Continuing last week’s post…
Psychologists specialising in Cognitive Vision have been studying the phenomenon of change blindness for quite some time. They wonder how we cannot perceive changes in our environment when they take place but these changes seem really obvious when they are pointed out.
This phenomenon poses some very interesting questions, like how much of what we see do we actually process and become aware of? Some studies argue that instead of storing information about the world in our memory we use the world itself as an external memory source. In a continuous shot like ‘Whodunnit’ we do not expect unmotivated changes. Therefore we do not take any notice of them. Our understanding of the observed world is that such changes cannot logically occur. Would it have been a different case if I asked you to notice all the changes Before showing you the clip? Maybe, but even then, some of those changes would have been omitted because they were not expected.

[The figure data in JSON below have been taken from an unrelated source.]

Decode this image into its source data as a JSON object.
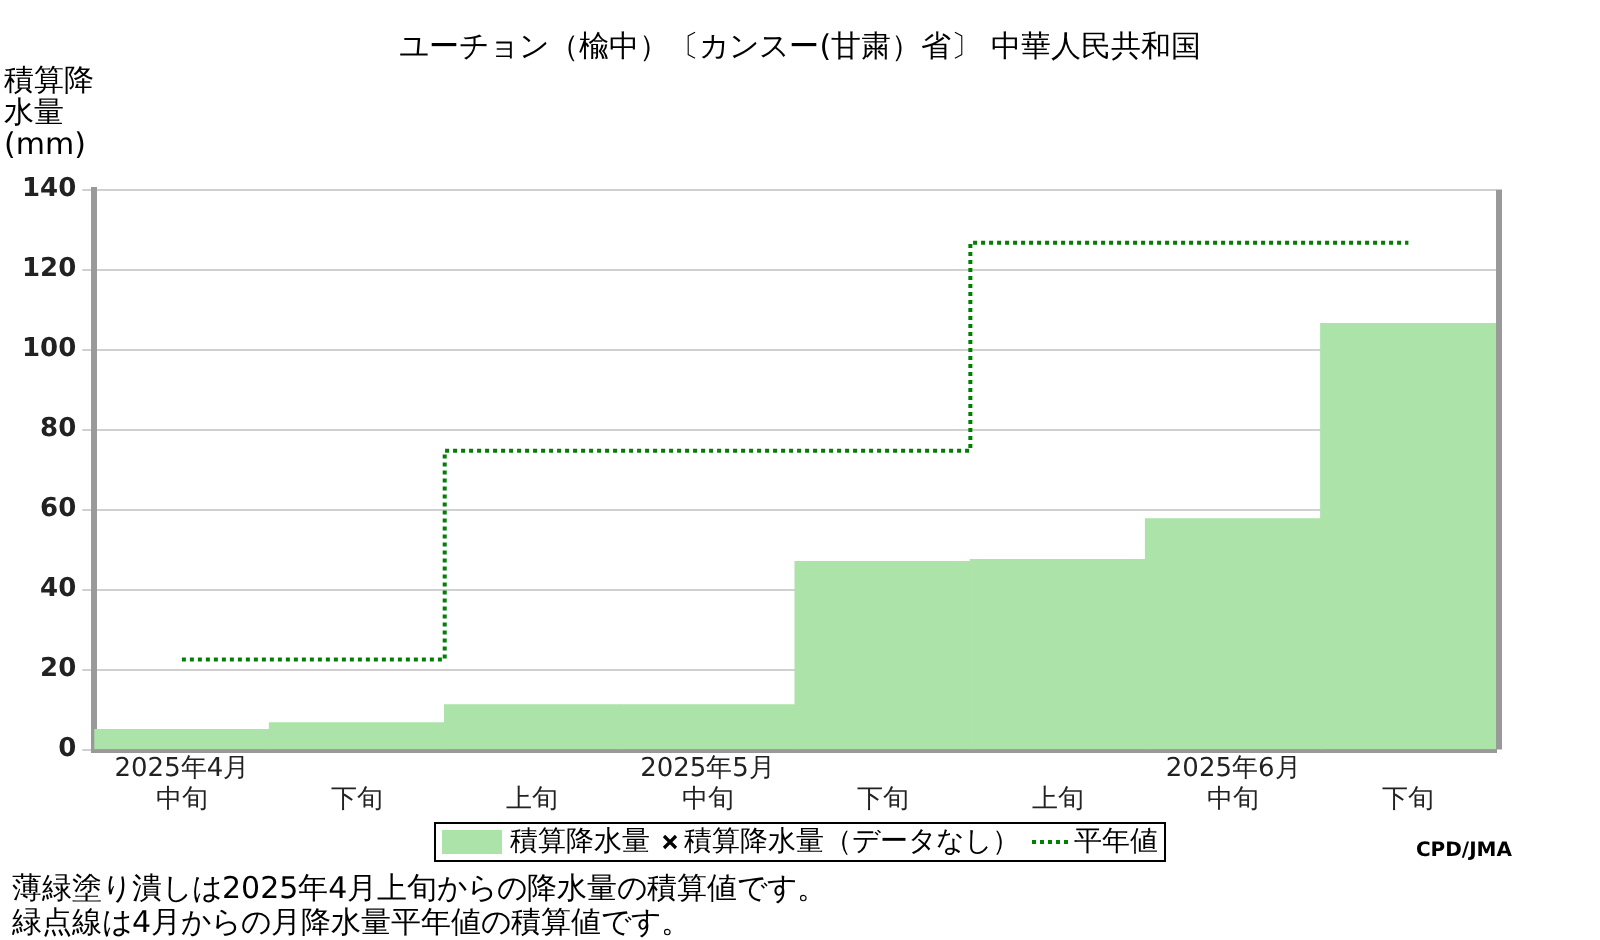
{
  "chart_data": {
    "type": "bar",
    "title": "ユーチョン（楡中）〔カンスー(甘粛）省〕 中華人民共和国",
    "ylabel": "積算降水量(mm)",
    "categories": [
      "2025年4月中旬",
      "下旬",
      "上旬",
      "2025年5月中旬",
      "下旬",
      "上旬",
      "2025年6月中旬",
      "下旬"
    ],
    "series": [
      {
        "name": "積算降水量",
        "color": "#abe3a9",
        "values": [
          5,
          6.7,
          11.2,
          11.2,
          47,
          47.5,
          57.7,
          106.5
        ]
      },
      {
        "name": "積算降水量（データなし）",
        "type": "scatter",
        "marker": "cross",
        "color": "#000000",
        "values": [
          null,
          null,
          null,
          null,
          null,
          null,
          null,
          null
        ]
      },
      {
        "name": "平年値",
        "type": "step",
        "color": "#008000",
        "line_style": "dotted",
        "values": [
          22.5,
          22.5,
          74.7,
          74.7,
          74.7,
          126.7,
          126.7,
          126.7
        ]
      }
    ],
    "ylim": [
      0,
      140
    ],
    "yticks": [
      0,
      20,
      40,
      60,
      80,
      100,
      120,
      140
    ],
    "grid": "y",
    "legend": "bottom",
    "annotations": [
      "CPD/JMA",
      "薄緑塗り潰しは2025年4月上旬からの降水量の積算値です。",
      "緑点線は4月からの月降水量平年値の積算値です。"
    ]
  }
}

There is also the element of ‘distraction’, in the case of ‘Whodunnit’ this is the story itself. The Detective talks to us directly about a murder. He asks us to find the killer and therefore we concentrate on what the suspects say and how they behave. Our focus is on the confessions.
When we fail to notice a stimulus that is right in front of us we experience what psychologists named ‘inattentional or perceptual blindness’. Our attention cannot be focused on everything at once. Apparently this happens because we are overloaded with ‘inputs’ and it is impossible to pay attention to all of them.
Try to do this fun test:
This clip is based on an older experiment conducted by Simons and Chabris at Harvard University in 1999. They made a short video that showed two basketball teams, one dressed in white, one in black. Then they gave their viewers the task to count the number of passes between the players dressed in white. In the original clip a guy dressed in a gorilla suit walked through the players punching his chest. Half of the subjects watching the clip didn’t see the gorilla! They were concentrating on the given task counting the number of passes.
Apparently this has become one of the most well-known experiments in psychology. It reveals that we are missing a lot of what happens around us. We don’t necessarily perceive something we see if we don’t pay any attention to it. At least in our day-to-day lives the advantage is that we don’t even know we are missing so much!